Nous avons travaillé avec plus de 70 Gie. Dans chaque localité, les jeunes sélectionnent 15 à 20 Gie et ils vont élaborer des actions commerciales pour un groupe de Gie. Et en même temps, on est en train d’organiser les Gie en réseaux de producteurs locaux. Pour pouvoir intéresser les grandes enseignes de distribution ou les hôtels, il faut une chaine de production. Et les Gie produisent de faibles quantités. Donc, on les réunit en fonction de leurs productions et nous les acheminons vers de gros portefeuilles.
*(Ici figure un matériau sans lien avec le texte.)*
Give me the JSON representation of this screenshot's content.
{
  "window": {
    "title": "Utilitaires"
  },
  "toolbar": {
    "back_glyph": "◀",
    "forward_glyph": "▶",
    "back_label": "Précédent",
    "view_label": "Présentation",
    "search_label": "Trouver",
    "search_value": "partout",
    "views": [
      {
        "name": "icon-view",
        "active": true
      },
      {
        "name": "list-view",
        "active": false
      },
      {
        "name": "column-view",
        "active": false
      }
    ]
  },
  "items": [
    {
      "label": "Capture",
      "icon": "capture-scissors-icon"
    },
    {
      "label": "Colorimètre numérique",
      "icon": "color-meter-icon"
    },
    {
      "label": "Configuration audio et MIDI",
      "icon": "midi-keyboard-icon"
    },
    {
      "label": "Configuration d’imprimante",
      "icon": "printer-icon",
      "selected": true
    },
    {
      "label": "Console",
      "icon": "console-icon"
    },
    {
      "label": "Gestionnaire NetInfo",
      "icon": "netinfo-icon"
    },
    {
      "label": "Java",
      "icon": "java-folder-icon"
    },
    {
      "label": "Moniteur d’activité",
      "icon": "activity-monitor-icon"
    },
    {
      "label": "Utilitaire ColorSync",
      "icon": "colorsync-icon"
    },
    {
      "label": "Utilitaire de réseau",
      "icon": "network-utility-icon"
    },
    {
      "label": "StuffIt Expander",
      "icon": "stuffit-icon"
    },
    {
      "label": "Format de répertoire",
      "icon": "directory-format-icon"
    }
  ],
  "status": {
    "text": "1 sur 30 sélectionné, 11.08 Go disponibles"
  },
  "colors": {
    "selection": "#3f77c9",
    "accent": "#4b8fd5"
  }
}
Nous organisons ces femmes à pouvoir être des fournisseurs.

Et comment vous vous rémunérez ?
C’est plutôt comment les jeunes vont se rémunérer. Ils vont gagner des bénéfices partagés avec ces Gie. Un Gie qui fait 100 000 francs de chiffre d’affaires par mois, avec les outils que les jeunes vont utiliser pour valoriser et créer des réseaux de distribution, ces Gie vont tripler ou quadrupler leurs chiffres d’affaires et les jeunes vont pouvoir se rémunérer dessus. Nous, on pose le cadre qui permet au Gie et à la Start up d’avoir un partenariat gagnant-gagnant. On est en phase pilote. Mais on s’est dit que tant qu’on n’arrivera pas à ce que chacun des 5 éléments de la Start up puisse se faire 150 000 francs par mois, on n’aura pas encore atteint nos objectifs. Pour cette foire Biodialaw, nous sommes venus appuyer la Start up locale et dans notre stand, nous montrons un peu le chemin qu’on a parcouru avec le Gie. Et nos produits attirent, parce qu’il y a une différence entre ce qu’il y a sur le marché local et sur ce que nos produits locaux sont devenus en termes de compétitivité, parce qu’il y a une démarche commerciale derrière.